06-beta.Rmd

```{r, echo=FALSE}
library(mia)
library(miaViz)
se <- readRDS("data/se.rds")
tse <- readRDS("data/tse.rds")
tse <- transformCounts(tse, method = "relabundance")
tse_phylum <- agglomerateByRank(tse, rank = "Phylum")

# Indices to be calculated. 
# Every index is calculated by default if we don't specify indices.
indices <- c("shannon")

# Indices are stored in colData (i.e., sample metadata). We can specify the name
# of column, or we can use the default name which is the name of index 
# (i.e., "shannon" and "faith"). 
names <- c("Shannon_diversity")

# Calculates indices
tse <- estimateDiversity(tse, index = indices, name = names)
```


# Beta diversity

Beta diversity is another name for sample dissimilarity. It quantifies
differences in the overall taxonomic composition between two samples.

Common indices include Bray-Curtis, Unifrac, Jaccard index, and the
Aitchison distance. Each of these (dis)similarity measures emphasizes
different aspects. For example, UniFrac incorporates phylogenetic
information, and Jaccard index ignores exact abundances and considers
only presence/absence values. For more background information
and examples, you can check the dedicated section in [online
book](https://microbiome.github.io/OMA/microbiome-diversity.html#beta-diversity).


## Examples of PCoA with different settings

Beta diversity estimation generates a (dis)similarity matrix that
contains for each sample (rows) the dissimilarity to any other sample
(columns).

This complex set of pairwise relations can be visualized in
informative ways, and even coupled with other explanatory
variables.
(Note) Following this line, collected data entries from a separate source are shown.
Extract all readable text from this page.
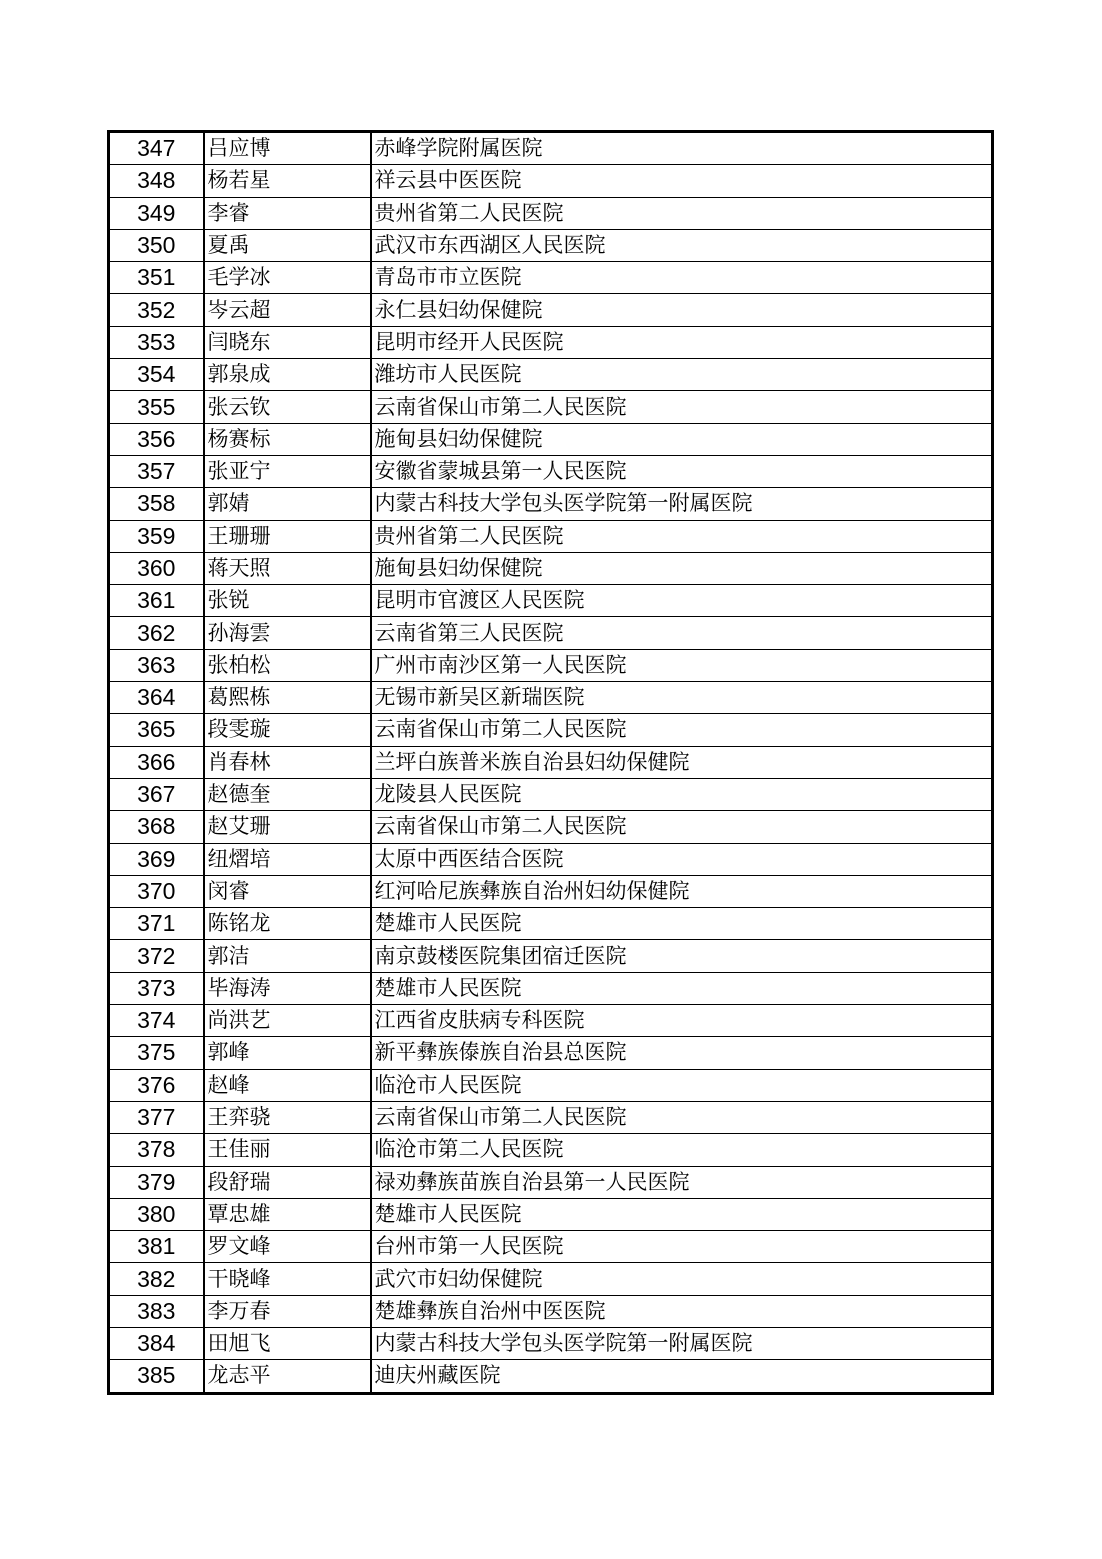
347	吕应博	赤峰学院附属医院
348	杨若星	祥云县中医医院
349	李睿	贵州省第二人民医院
350	夏禹	武汉市东西湖区人民医院
351	毛学冰	青岛市市立医院
352	岑云超	永仁县妇幼保健院
353	闫晓东	昆明市经开人民医院
354	郭泉成	潍坊市人民医院
355	张云钦	云南省保山市第二人民医院
356	杨赛标	施甸县妇幼保健院
357	张亚宁	安徽省蒙城县第一人民医院
358	郭婧	内蒙古科技大学包头医学院第一附属医院
359	王珊珊	贵州省第二人民医院
360	蒋天照	施甸县妇幼保健院
361	张锐	昆明市官渡区人民医院
362	孙海雲	云南省第三人民医院
363	张柏松	广州市南沙区第一人民医院
364	葛熙栋	无锡市新吴区新瑞医院
365	段雯璇	云南省保山市第二人民医院
366	肖春林	兰坪白族普米族自治县妇幼保健院
367	赵德奎	龙陵县人民医院
368	赵艾珊	云南省保山市第二人民医院
369	纽熠培	太原中西医结合医院
370	闵睿	红河哈尼族彝族自治州妇幼保健院
371	陈铭龙	楚雄市人民医院
372	郭洁	南京鼓楼医院集团宿迁医院
373	毕海涛	楚雄市人民医院
374	尚洪艺	江西省皮肤病专科医院
375	郭峰	新平彝族傣族自治县总医院
376	赵峰	临沧市人民医院
377	王弈骁	云南省保山市第二人民医院
378	王佳丽	临沧市第二人民医院
379	段舒瑞	禄劝彝族苗族自治县第一人民医院
380	覃忠雄	楚雄市人民医院
381	罗文峰	台州市第一人民医院
382	干晓峰	武穴市妇幼保健院
383	李万春	楚雄彝族自治州中医医院
384	田旭飞	内蒙古科技大学包头医学院第一附属医院
385	龙志平	迪庆州藏医院
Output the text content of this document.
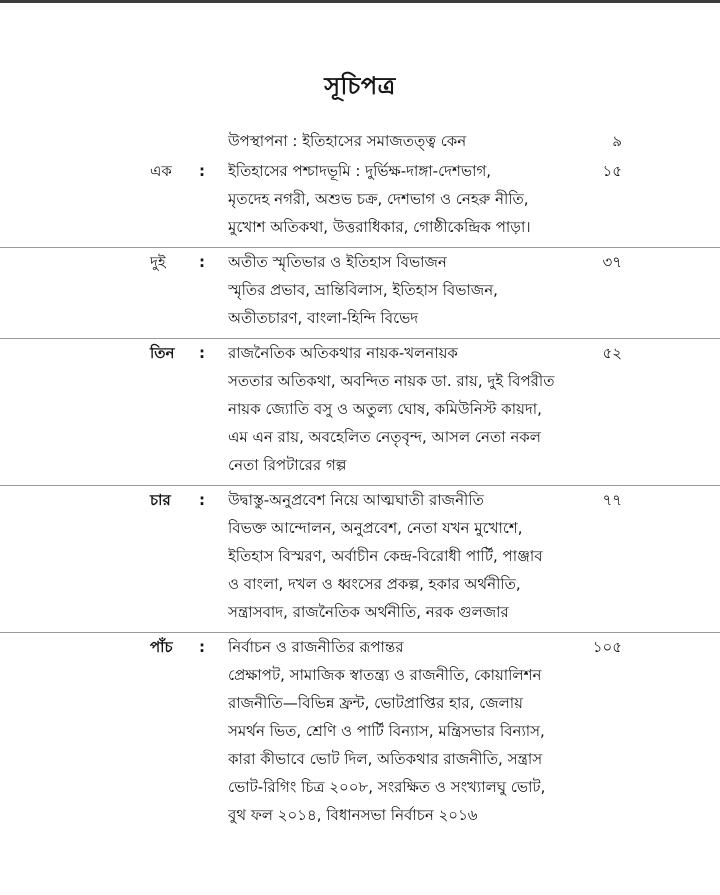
সূচিপত্র
উপস্থাপনা : ইতিহাসের সমাজতত্ত্ব কেন	৯
এক : ইতিহাসের পশ্চাদভূমি : দুর্ভিক্ষ-দাঙ্গা-দেশভাগ,
মৃতদেহ নগরী, অশুভ চক্র, দেশভাগ ও নেহরু নীতি,
মুখোশ অতিকথা, উত্তরাধিকার, গোষ্ঠীকেন্দ্রিক পাড়া।
১৫
দুই : অতীত স্মৃতিভার ও ইতিহাস বিভাজন
স্মৃতির প্রভাব, ভ্রান্তিবিলাস, ইতিহাস বিভাজন,
অতীতচারণ, বাংলা-হিন্দি বিভেদ
৩৭
তিন : রাজনৈতিক অতিকথার নায়ক-খলনায়ক
সততার অতিকথা, অবন্দিত নায়ক ডা. রায়, দুই বিপরীত
নায়ক জ্যোতি বসু ও অতুল্য ঘোষ, কমিউনিস্ট কায়দা,
এম এন রায়, অবহেলিত নেতৃবৃন্দ, আসল নেতা নকল
নেতা রিপটারের গল্প
৫২
চার : উদ্বাস্তু-অনুপ্রবেশ নিয়ে আত্মঘাতী রাজনীতি
বিভক্ত আন্দোলন, অনুপ্রবেশ, নেতা যখন মুখোশে,
ইতিহাস বিস্মরণ, অর্বাচীন কেন্দ্র-বিরোধী পার্টি, পাঞ্জাব
ও বাংলা, দখল ও ধ্বংসের প্রকল্প, হকার অর্থনীতি,
সন্ত্রাসবাদ, রাজনৈতিক অর্থনীতি, নরক গুলজার
৭৭
পাঁচ : নির্বাচন ও রাজনীতির রূপান্তর
প্রেক্ষাপট, সামাজিক স্বাতন্ত্র্য ও রাজনীতি, কোয়ালিশন
রাজনীতি—বিভিন্ন ফ্রন্ট, ভোটপ্রাপ্তির হার, জেলায়
সমর্থন ভিত, শ্রেণি ও পার্টি বিন্যাস, মন্ত্রিসভার বিন্যাস,
কারা কীভাবে ভোট দিল, অতিকথার রাজনীতি, সন্ত্রাস
ভোট-রিগিং চিত্র ২০০৮, সংরক্ষিত ও সংখ্যালঘু ভোট,
বুথ ফল ২০১৪, বিধানসভা নির্বাচন ২০১৬
১০৫
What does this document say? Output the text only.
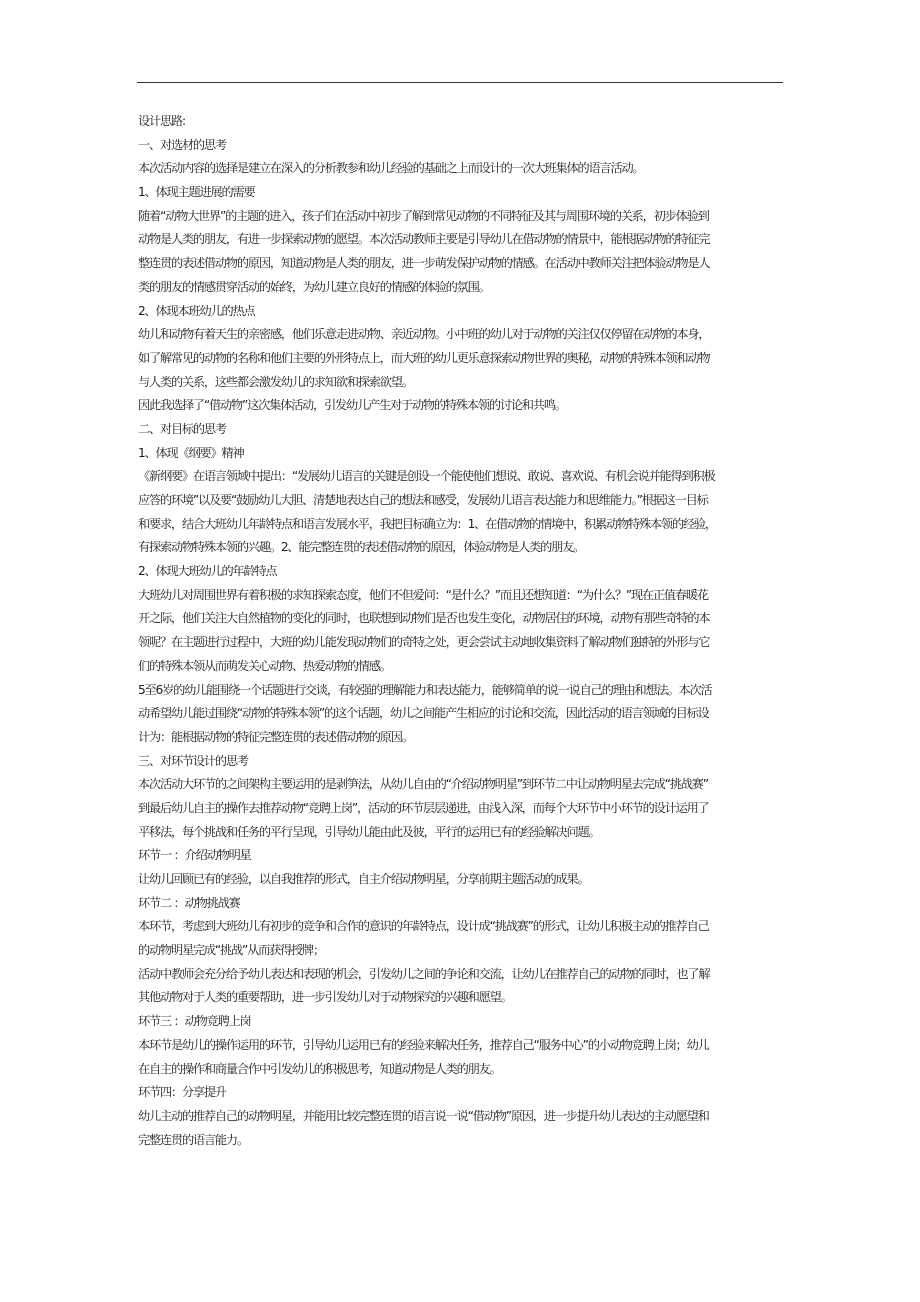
设计思路:
一、对选材的思考
本次活动内容的选择是建立在深入的分析教参和幼儿经验的基础之上而设计的一次大班集体的语言活动。
1、体现主题进展的需要
随着“动物大世界”的主题的进入，孩子们在活动中初步了解到常见动物的不同特征及其与周围环境的关系，初步体验到
动物是人类的朋友，有进一步探索动物的愿望。本次活动教师主要是引导幼儿在借动物的情景中，能根据动物的特征完
整连贯的表述借动物的原因，知道动物是人类的朋友，进一步萌发保护动物的情感。在活动中教师关注把体验动物是人
类的朋友的情感贯穿活动的始终，为幼儿建立良好的情感的体验的氛围。
2、体现本班幼儿的热点
幼儿和动物有着天生的亲密感，他们乐意走进动物、亲近动物。小中班的幼儿对于动物的关注仅仅停留在动物的本身，
如了解常见的动物的名称和他们主要的外形特点上，而大班的幼儿更乐意探索动物世界的奥秘，动物的特殊本领和动物
与人类的关系，这些都会激发幼儿的求知欲和探索欲望。
因此我选择了“借动物”这次集体活动，引发幼儿产生对于动物的特殊本领的讨论和共鸣。
二、对目标的思考
1、体现《纲要》精神
《新纲要》在语言领域中提出：“发展幼儿语言的关键是创设一个能使他们想说、敢说、喜欢说、有机会说并能得到积极
应答的环境”以及要“鼓励幼儿大胆、清楚地表达自己的想法和感受，发展幼儿语言表达能力和思维能力。”根据这一目标
和要求，结合大班幼儿年龄特点和语言发展水平，我把目标确立为：1、在借动物的情境中，积累动物特殊本领的经验，
有探索动物特殊本领的兴趣。2、能完整连贯的表述借动物的原因，体验动物是人类的朋友。
2、体现大班幼儿的年龄特点
大班幼儿对周围世界有着积极的求知探索态度，他们不但爱问：“是什么？”而且还想知道：“为什么？”现在正值春暖花
开之际，他们关注大自然植物的变化的同时，也联想到动物们是否也发生变化，动物居住的环境，动物有那些奇特的本
领呢？在主题进行过程中，大班的幼儿能发现动物们的奇特之处，更会尝试主动地收集资料了解动物们独特的外形与它
们的特殊本领从而萌发关心动物、热爱动物的情感。
5至6岁的幼儿能围绕一个话题进行交谈，有较强的理解能力和表达能力，能够简单的说一说自己的理由和想法。本次活
动希望幼儿能过围绕“动物的特殊本领”的这个话题，幼儿之间能产生相应的讨论和交流，因此活动的语言领域的目标设
计为：能根据动物的特征完整连贯的表述借动物的原因。
三、对环节设计的思考
本次活动大环节的之间架构主要运用的是剥笋法，从幼儿自由的“介绍动物明星”到环节二中让动物明星去完成“挑战赛”
到最后幼儿自主的操作去推荐动物“竞聘上岗”，活动的环节层层递进，由浅入深，而每个大环节中小环节的设计运用了
平移法，每个挑战和任务的平行呈现，引导幼儿能由此及彼，平行的运用已有的经验解决问题。
环节一 ：介绍动物明星
让幼儿回顾已有的经验，以自我推荐的形式，自主介绍动物明星，分享前期主题活动的成果。
环节二 ：动物挑战赛
本环节，考虑到大班幼儿有初步的竞争和合作的意识的年龄特点，设计成“挑战赛”的形式，让幼儿积极主动的推荐自己
的动物明星完成“挑战”从而获得授牌；
活动中教师会充分给予幼儿表达和表现的机会，引发幼儿之间的争论和交流，让幼儿在推荐自己的动物的同时，也了解
其他动物对于人类的重要帮助，进一步引发幼儿对于动物探究的兴趣和愿望。
环节三 ：动物竞聘上岗
本环节是幼儿的操作运用的环节，引导幼儿运用已有的经验来解决任务，推荐自己“服务中心”的小动物竞聘上岗；幼儿
在自主的操作和商量合作中引发幼儿的积极思考，知道动物是人类的朋友。
环节四：分享提升
幼儿主动的推荐自己的动物明星，并能用比较完整连贯的语言说一说“借动物”原因，进一步提升幼儿表达的主动愿望和
完整连贯的语言能力。
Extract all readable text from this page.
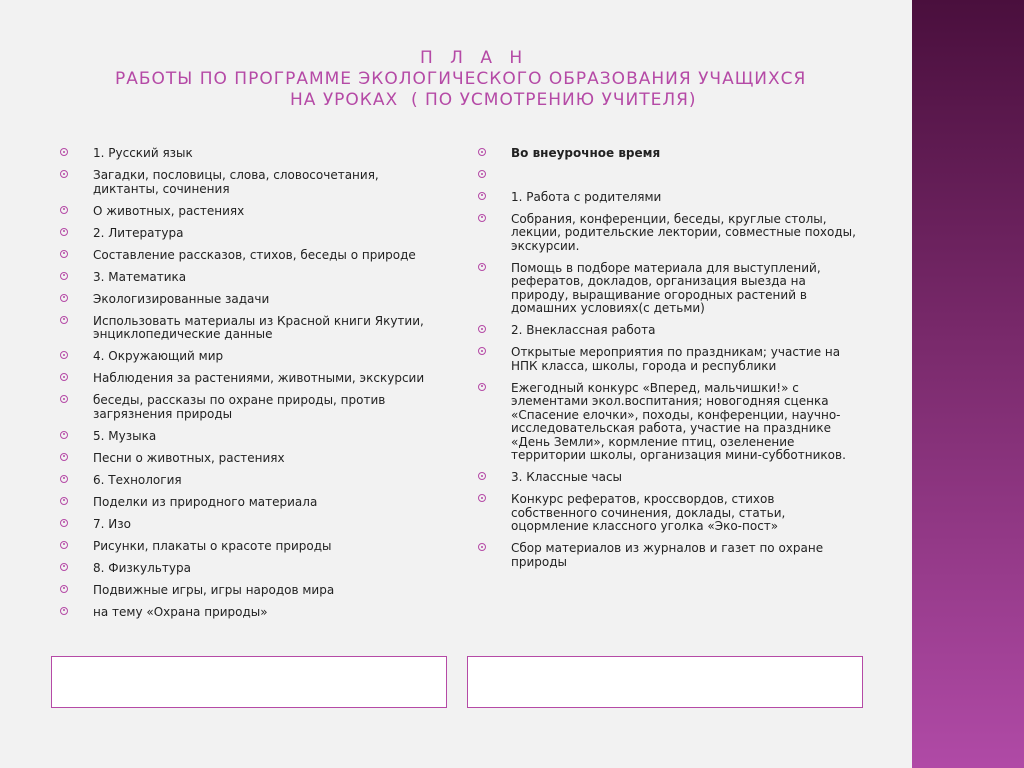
П Л А Н
РАБОТЫ ПО ПРОГРАММЕ ЭКОЛОГИЧЕСКОГО ОБРАЗОВАНИЯ УЧАЩИХСЯ
НА УРОКАХ  ( ПО УСМОТРЕНИЮ УЧИТЕЛЯ)
1. Русский язык
Загадки, пословицы, слова, словосочетания, диктанты, сочинения
О животных, растениях
2. Литература
Составление рассказов, стихов, беседы о природе
3. Математика
Экологизированные задачи
Использовать материалы из Красной книги Якутии, энциклопедические данные
4. Окружающий мир
Наблюдения за растениями, животными, экскурсии
беседы, рассказы по охране природы, против загрязнения природы
5. Музыка
Песни о животных, растениях
6. Технология
Поделки из природного материала
7. Изо
Рисунки, плакаты о красоте природы
8. Физкультура
Подвижные игры, игры народов мира
на тему «Охрана природы»
Во внеурочное время
1. Работа с родителями
Собрания, конференции, беседы, круглые столы, лекции, родительские лектории, совместные походы, экскурсии.
Помощь в подборе материала для выступлений, рефератов, докладов, организация выезда на природу, выращивание огородных растений в домашних условиях(с детьми)
2. Внеклассная работа
Открытые мероприятия по праздникам; участие на НПК класса, школы, города и республики
Ежегодный конкурс «Вперед, мальчишки!» с элементами экол.воспитания; новогодняя сценка «Спасение елочки», походы, конференции, научно-исследовательская работа, участие на празднике «День Земли», кормление птиц, озеленение территории школы, организация мини-субботников.
3. Классные часы
Конкурс рефератов, кроссвордов, стихов собственного сочинения, доклады, статьи, оцормление классного уголка «Эко-пост»
Сбор материалов из журналов и газет по охране природы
As a first step, we compress the information to a lower
dimensionality, or fewer principal components, and then visualize
sample similarity based on that using ordination techniques, such as
Principal Coordinate Analysis (PCoA). PCoA is a non-linear dimension
reduction technique, and with Euclidean distances it is is identical
to the linear PCA (except for potential scaling).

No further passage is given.